Another interesting point is the drive itself. Is yours already a 4k (advanced format drive) disk?
 
Btw here are mine
Code:
# geli onetime -l 128 -e aes-cbc -s 4096 /dev/gzero
# dd if=/dev/gzero.eli of=/dev/null bs=1m count=4096
4294967296 bytes transferred in 6.837752 secs (628125644 bytes/sec)


# geli onetime -l 128 -e aes-xts -s 4096 /dev/gzero
# dd if=/dev/gzero.eli of=/dev/null bs=1m count=4096
4294967296 bytes transferred in 32.004749 secs (134197812 bytes/sec)

It really is much faster. I should have know it before encrypting 8 disks with XTS :-(
 
I've got a mix of 512 and 4k drives. Right now I haven't even tested with the drives (they're in use, going to nuke them later)... just staying with memory based testing for now.

I guess I'll go with AES-CBC 256 then.. unless someone else has a good reason for using XTS over CBC?

I don't really understand the difference.
 
An argument against CBC could be this
Unlike XTS, CBC must read the previos cypher block to encrypt the next, and...
in CBC (with IV's), if you need to change some data on block 1, then, you will
need to recypher subsequent blocks.

I dont know well how it works in the real scenario.
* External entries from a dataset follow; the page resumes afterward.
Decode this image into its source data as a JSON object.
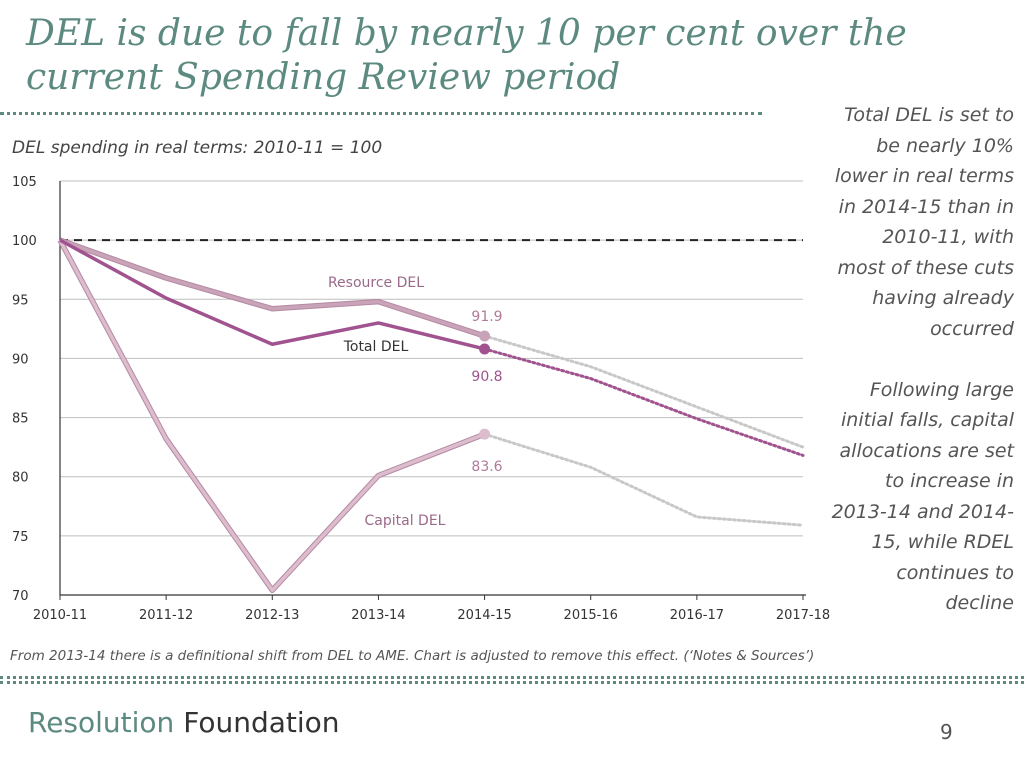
{
  "slide": {
    "title": "DEL is due to fall by nearly 10 per cent over the current Spending Review period",
    "side_paragraph_1": "Total DEL is set to be nearly 10% lower in real terms in 2014-15 than in 2010-11, with most of these cuts having already occurred",
    "side_paragraph_2": "Following large initial falls, capital allocations are set to increase in 2013-14 and 2014-15, while RDEL continues to decline",
    "note": "From 2013-14 there is a definitional shift from DEL to AME. Chart is adjusted to remove this effect. (‘Notes & Sources’)",
    "brand_part1": "Resolution",
    "brand_part2": "Foundation",
    "page_number": "9"
  },
  "colors": {
    "accent": "#5d8a80",
    "total_del": "#a0538e",
    "resource_del": "#c9a3b8",
    "capital_del": "#dcbccd",
    "projection_grey": "#c8c8c8"
  },
  "chart_data": {
    "type": "line",
    "title": "DEL spending in real terms: 2010-11 = 100",
    "categories": [
      "2010-11",
      "2011-12",
      "2012-13",
      "2013-14",
      "2014-15",
      "2015-16",
      "2016-17",
      "2017-18"
    ],
    "ylim": [
      70,
      105
    ],
    "yticks": [
      70,
      75,
      80,
      85,
      90,
      95,
      100,
      105
    ],
    "reference_line": 100,
    "series": [
      {
        "name": "Resource DEL",
        "values": [
          100,
          96.8,
          94.2,
          94.8,
          91.9,
          89.3,
          85.9,
          82.5
        ],
        "actual_until_index": 4,
        "end_label": "91.9"
      },
      {
        "name": "Total DEL",
        "values": [
          100,
          95.1,
          91.2,
          93.0,
          90.8,
          88.3,
          84.9,
          81.8
        ],
        "actual_until_index": 4,
        "end_label": "90.8"
      },
      {
        "name": "Capital DEL",
        "values": [
          100,
          83.2,
          70.4,
          80.1,
          83.6,
          80.8,
          76.6,
          75.9
        ],
        "actual_until_index": 4,
        "end_label": "83.6"
      }
    ]
  }
}
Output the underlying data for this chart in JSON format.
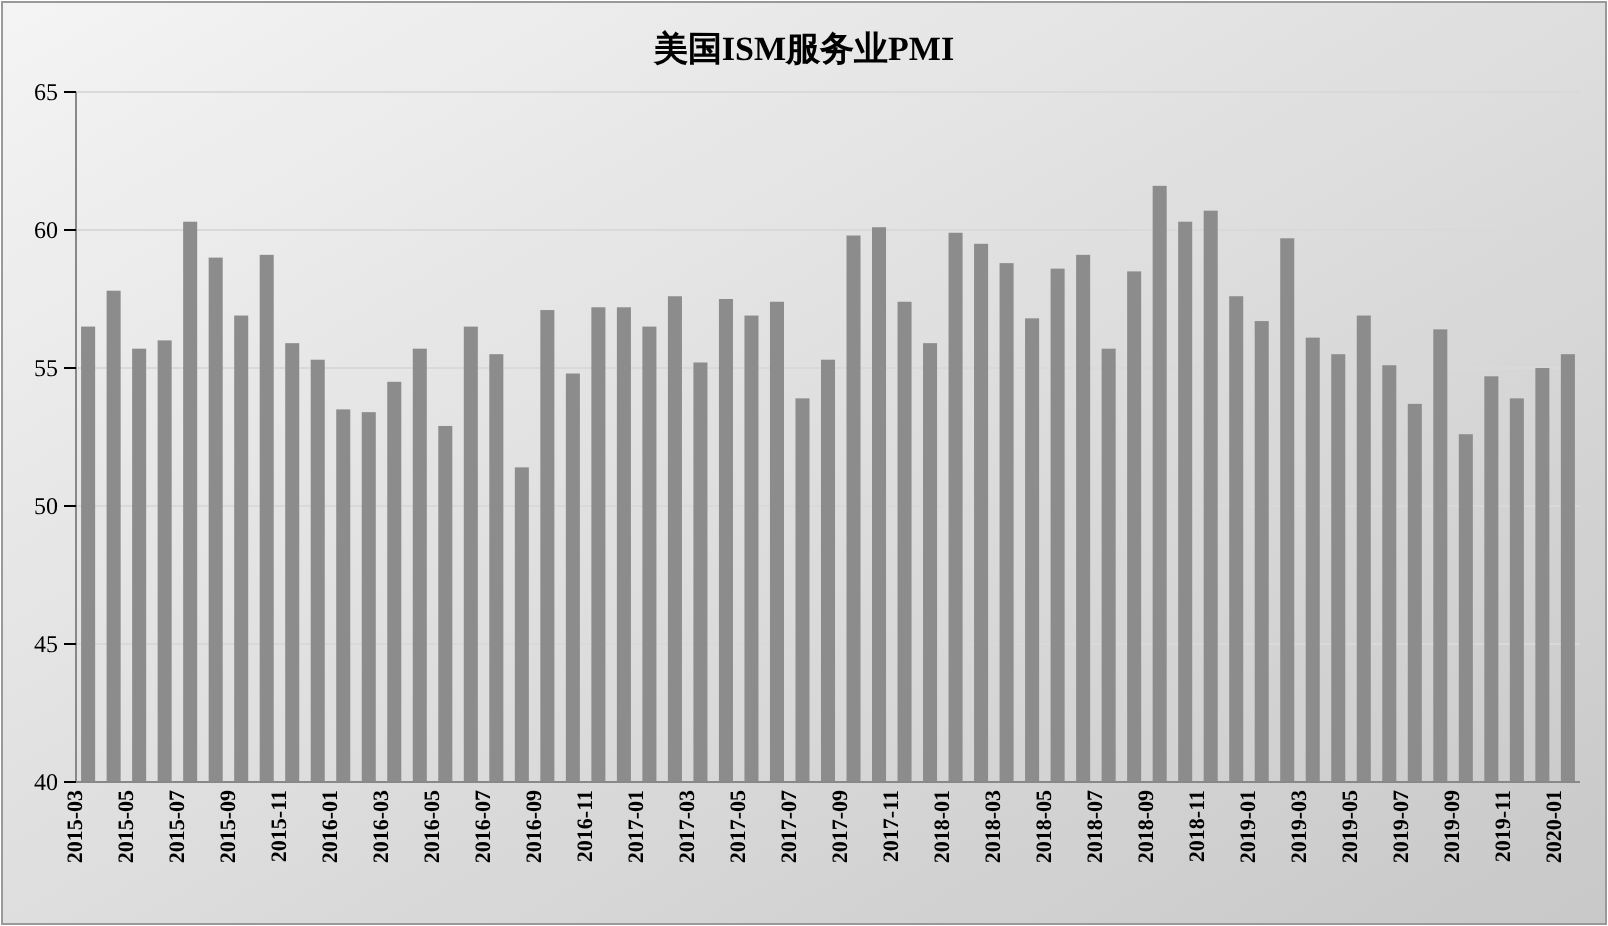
{
  "chart_data": {
    "type": "bar",
    "title": "美国ISM服务业PMI",
    "categories": [
      "2015-03",
      null,
      "2015-05",
      null,
      "2015-07",
      null,
      "2015-09",
      null,
      "2015-11",
      null,
      "2016-01",
      null,
      "2016-03",
      null,
      "2016-05",
      null,
      "2016-07",
      null,
      "2016-09",
      null,
      "2016-11",
      null,
      "2017-01",
      null,
      "2017-03",
      null,
      "2017-05",
      null,
      "2017-07",
      null,
      "2017-09",
      null,
      "2017-11",
      null,
      "2018-01",
      null,
      "2018-03",
      null,
      "2018-05",
      null,
      "2018-07",
      null,
      "2018-09",
      null,
      "2018-11",
      null,
      "2019-01",
      null,
      "2019-03",
      null,
      "2019-05",
      null,
      "2019-07",
      null,
      "2019-09",
      null,
      "2019-11",
      null,
      "2020-01"
    ],
    "values": [
      56.5,
      57.8,
      55.7,
      56.0,
      60.3,
      59.0,
      56.9,
      59.1,
      55.9,
      55.3,
      53.5,
      53.4,
      54.5,
      55.7,
      52.9,
      56.5,
      55.5,
      51.4,
      57.1,
      54.8,
      57.2,
      57.2,
      56.5,
      57.6,
      55.2,
      57.5,
      56.9,
      57.4,
      53.9,
      55.3,
      59.8,
      60.1,
      57.4,
      55.9,
      59.9,
      59.5,
      58.8,
      56.8,
      58.6,
      59.1,
      55.7,
      58.5,
      61.6,
      60.3,
      60.7,
      57.6,
      56.7,
      59.7,
      56.1,
      55.5,
      56.9,
      55.1,
      53.7,
      56.4,
      52.6,
      54.7,
      53.9,
      55.0,
      55.5
    ],
    "color": "#8c8c8c",
    "ylim": [
      40,
      65
    ],
    "yticks": [
      40,
      45,
      50,
      55,
      60,
      65
    ],
    "grid": "y"
  }
}
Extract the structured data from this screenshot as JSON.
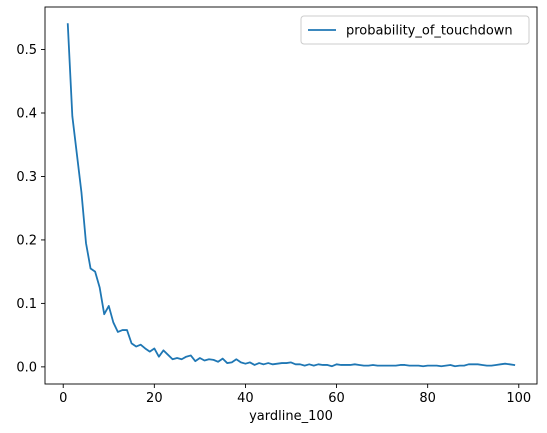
{
  "chart_data": {
    "type": "line",
    "title": "",
    "xlabel": "yardline_100",
    "ylabel": "",
    "xlim": [
      -4,
      104
    ],
    "ylim": [
      -0.027,
      0.567
    ],
    "xticks": [
      0,
      20,
      40,
      60,
      80,
      100
    ],
    "yticks": [
      0.0,
      0.1,
      0.2,
      0.3,
      0.4,
      0.5
    ],
    "ytick_labels": [
      "0.0",
      "0.1",
      "0.2",
      "0.3",
      "0.4",
      "0.5"
    ],
    "grid": false,
    "legend_position": "top-right",
    "series": [
      {
        "name": "probability_of_touchdown",
        "color": "#1f77b4",
        "x": [
          1,
          2,
          3,
          4,
          5,
          6,
          7,
          8,
          9,
          10,
          11,
          12,
          13,
          14,
          15,
          16,
          17,
          18,
          19,
          20,
          21,
          22,
          23,
          24,
          25,
          26,
          27,
          28,
          29,
          30,
          31,
          32,
          33,
          34,
          35,
          36,
          37,
          38,
          39,
          40,
          41,
          42,
          43,
          44,
          45,
          46,
          47,
          48,
          49,
          50,
          51,
          52,
          53,
          54,
          55,
          56,
          57,
          58,
          59,
          60,
          61,
          62,
          63,
          64,
          65,
          66,
          67,
          68,
          69,
          70,
          71,
          72,
          73,
          74,
          75,
          76,
          77,
          78,
          79,
          80,
          81,
          82,
          83,
          84,
          85,
          86,
          87,
          88,
          89,
          90,
          91,
          92,
          93,
          94,
          95,
          96,
          97,
          98,
          99
        ],
        "y": [
          0.54,
          0.395,
          0.335,
          0.275,
          0.195,
          0.155,
          0.15,
          0.125,
          0.083,
          0.096,
          0.07,
          0.055,
          0.058,
          0.058,
          0.037,
          0.032,
          0.035,
          0.029,
          0.024,
          0.029,
          0.016,
          0.026,
          0.019,
          0.012,
          0.014,
          0.012,
          0.016,
          0.018,
          0.009,
          0.014,
          0.01,
          0.012,
          0.011,
          0.008,
          0.013,
          0.006,
          0.007,
          0.012,
          0.007,
          0.005,
          0.007,
          0.003,
          0.006,
          0.004,
          0.006,
          0.004,
          0.005,
          0.006,
          0.006,
          0.007,
          0.004,
          0.004,
          0.002,
          0.004,
          0.002,
          0.004,
          0.003,
          0.003,
          0.001,
          0.004,
          0.003,
          0.003,
          0.003,
          0.004,
          0.003,
          0.002,
          0.002,
          0.003,
          0.002,
          0.002,
          0.002,
          0.002,
          0.002,
          0.003,
          0.003,
          0.002,
          0.002,
          0.002,
          0.001,
          0.002,
          0.002,
          0.002,
          0.001,
          0.002,
          0.003,
          0.001,
          0.002,
          0.002,
          0.004,
          0.004,
          0.004,
          0.003,
          0.002,
          0.002,
          0.003,
          0.004,
          0.005,
          0.004,
          0.003
        ]
      }
    ]
  }
}
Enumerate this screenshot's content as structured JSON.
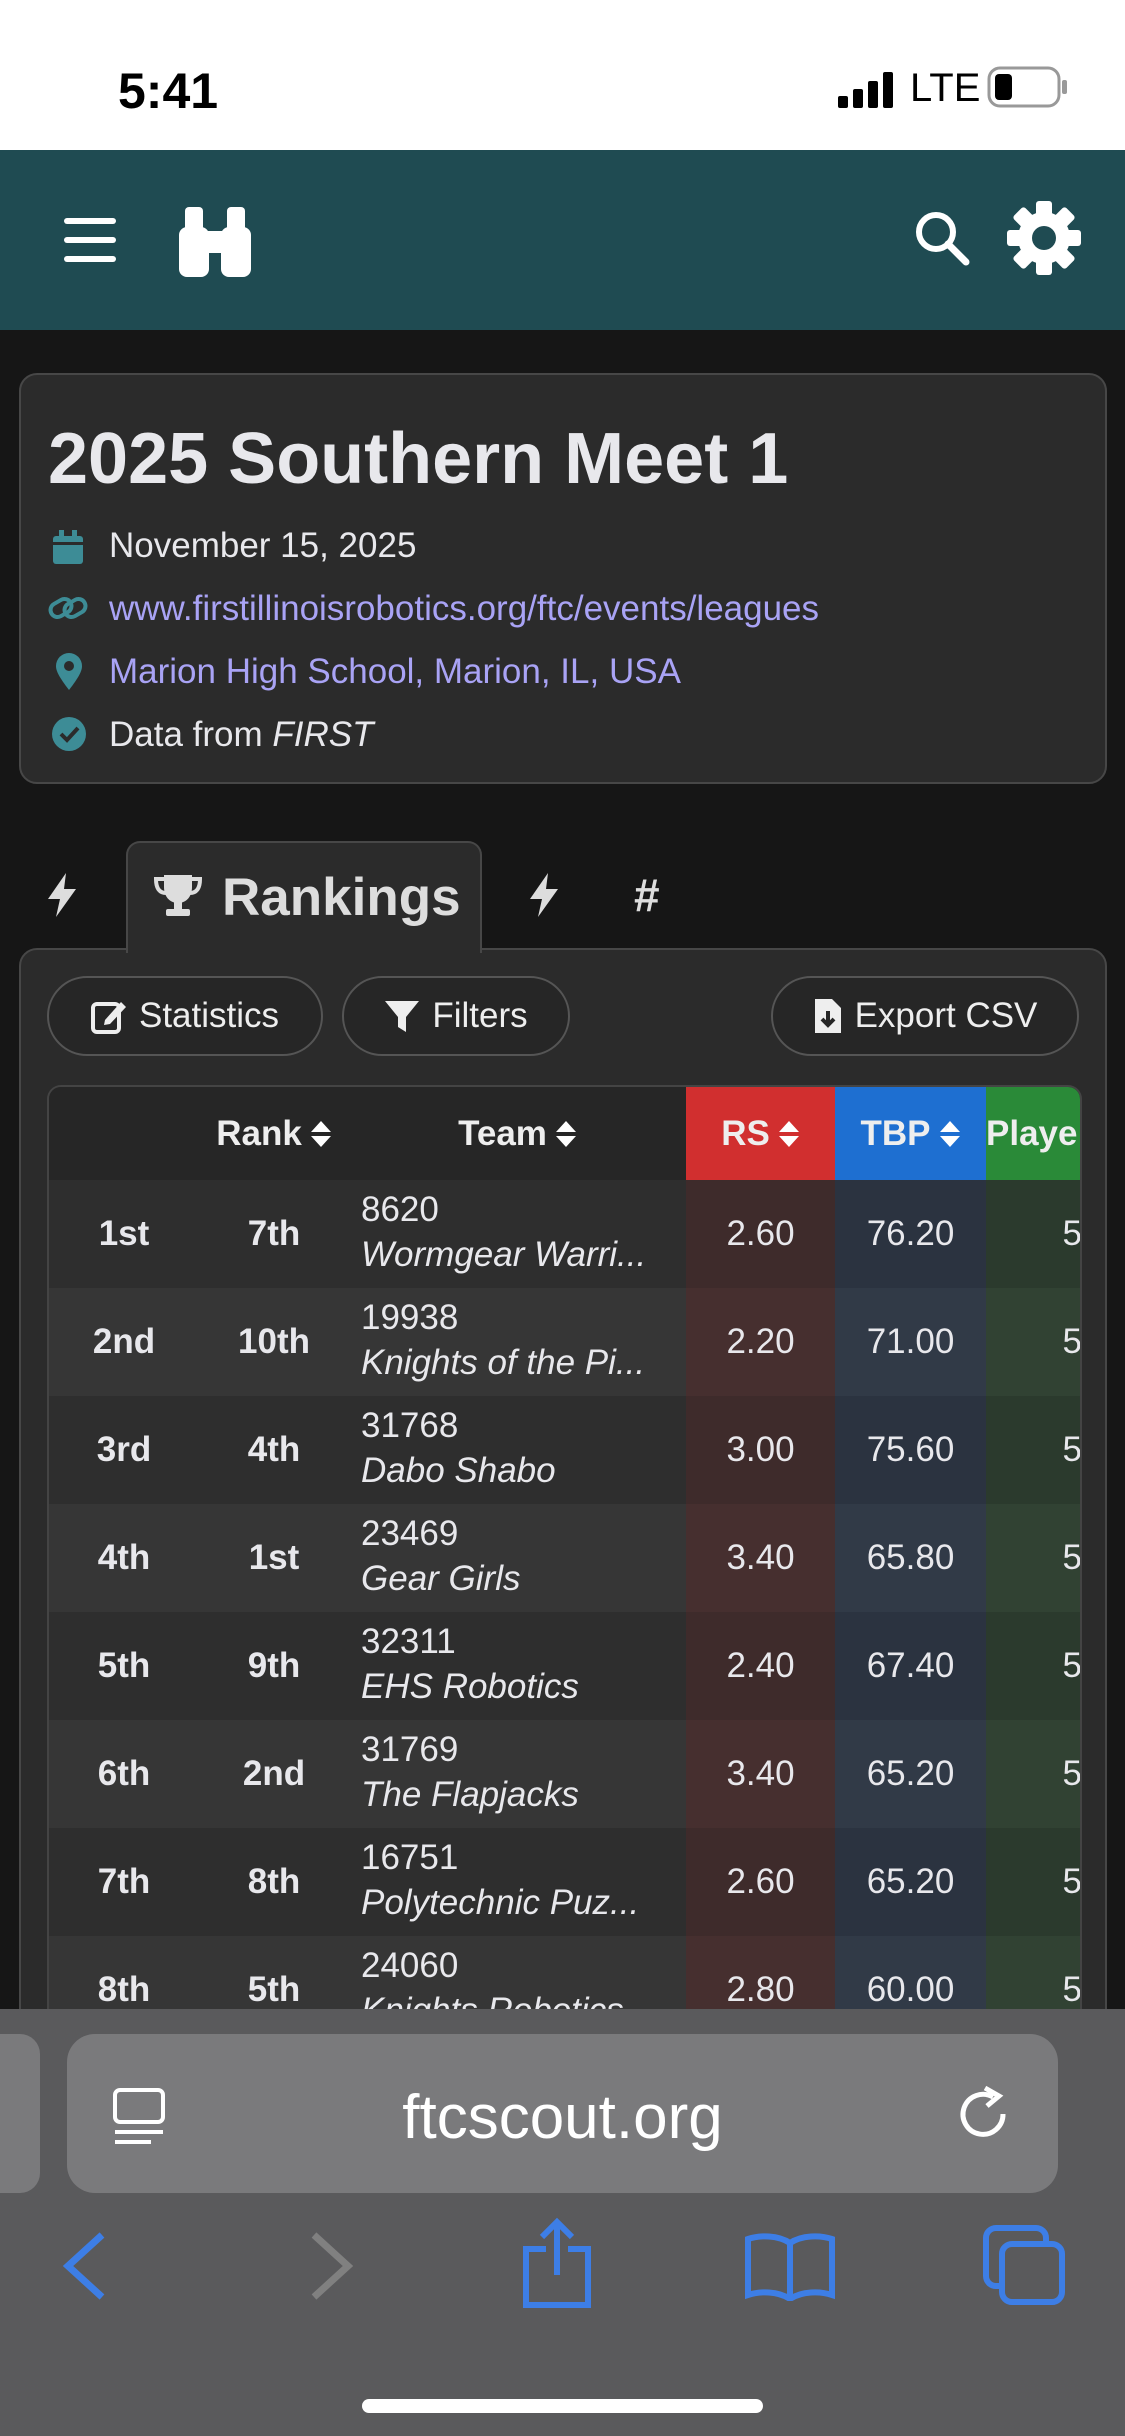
{
  "status": {
    "time": "5:41",
    "network": "LTE"
  },
  "event": {
    "title": "2025 Southern Meet 1",
    "date": "November 15, 2025",
    "website": "www.firstillinoisrobotics.org/ftc/events/leagues",
    "location": "Marion High School, Marion, IL, USA",
    "source_prefix": "Data from",
    "source": "FIRST"
  },
  "tabs": {
    "active": "Rankings",
    "other": "#"
  },
  "buttons": [
    "Statistics",
    "Filters",
    "Export CSV"
  ],
  "table": {
    "headers": [
      "Rank",
      "Team",
      "RS",
      "TBP",
      "Playe"
    ],
    "rows": [
      [
        "1st",
        "7th",
        "8620",
        "Wormgear Warri...",
        "2.60",
        "76.20",
        "5"
      ],
      [
        "2nd",
        "10th",
        "19938",
        "Knights of the Pi...",
        "2.20",
        "71.00",
        "5"
      ],
      [
        "3rd",
        "4th",
        "31768",
        "Dabo Shabo",
        "3.00",
        "75.60",
        "5"
      ],
      [
        "4th",
        "1st",
        "23469",
        "Gear Girls",
        "3.40",
        "65.80",
        "5"
      ],
      [
        "5th",
        "9th",
        "32311",
        "EHS Robotics",
        "2.40",
        "67.40",
        "5"
      ],
      [
        "6th",
        "2nd",
        "31769",
        "The Flapjacks",
        "3.40",
        "65.20",
        "5"
      ],
      [
        "7th",
        "8th",
        "16751",
        "Polytechnic Puz...",
        "2.60",
        "65.20",
        "5"
      ],
      [
        "8th",
        "5th",
        "24060",
        "Knights Robotics",
        "2.80",
        "60.00",
        "5"
      ]
    ]
  },
  "browser": {
    "url": "ftcscout.org"
  }
}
But taking this statement,
to be fast, you will need more frequence of IV's by blocks chains, who will
starvate the IV's security (depending on the IV size obviously and entropy)...

Im not here comparing CBC with XTS. XTS will be more fast since you can do
parallel operations. XTS have some strong design on some attacks...
http://seclists.org/basics/2009/May/253
 
Yeah.. not sure I understand its implications.

What is a cypher block in the context of GELI? I'm guessing that each HDD sector has one or more cypher blocks? If that is the case it shouldn't matter since the whole sector is rewritten anyway (when data is written to disk)?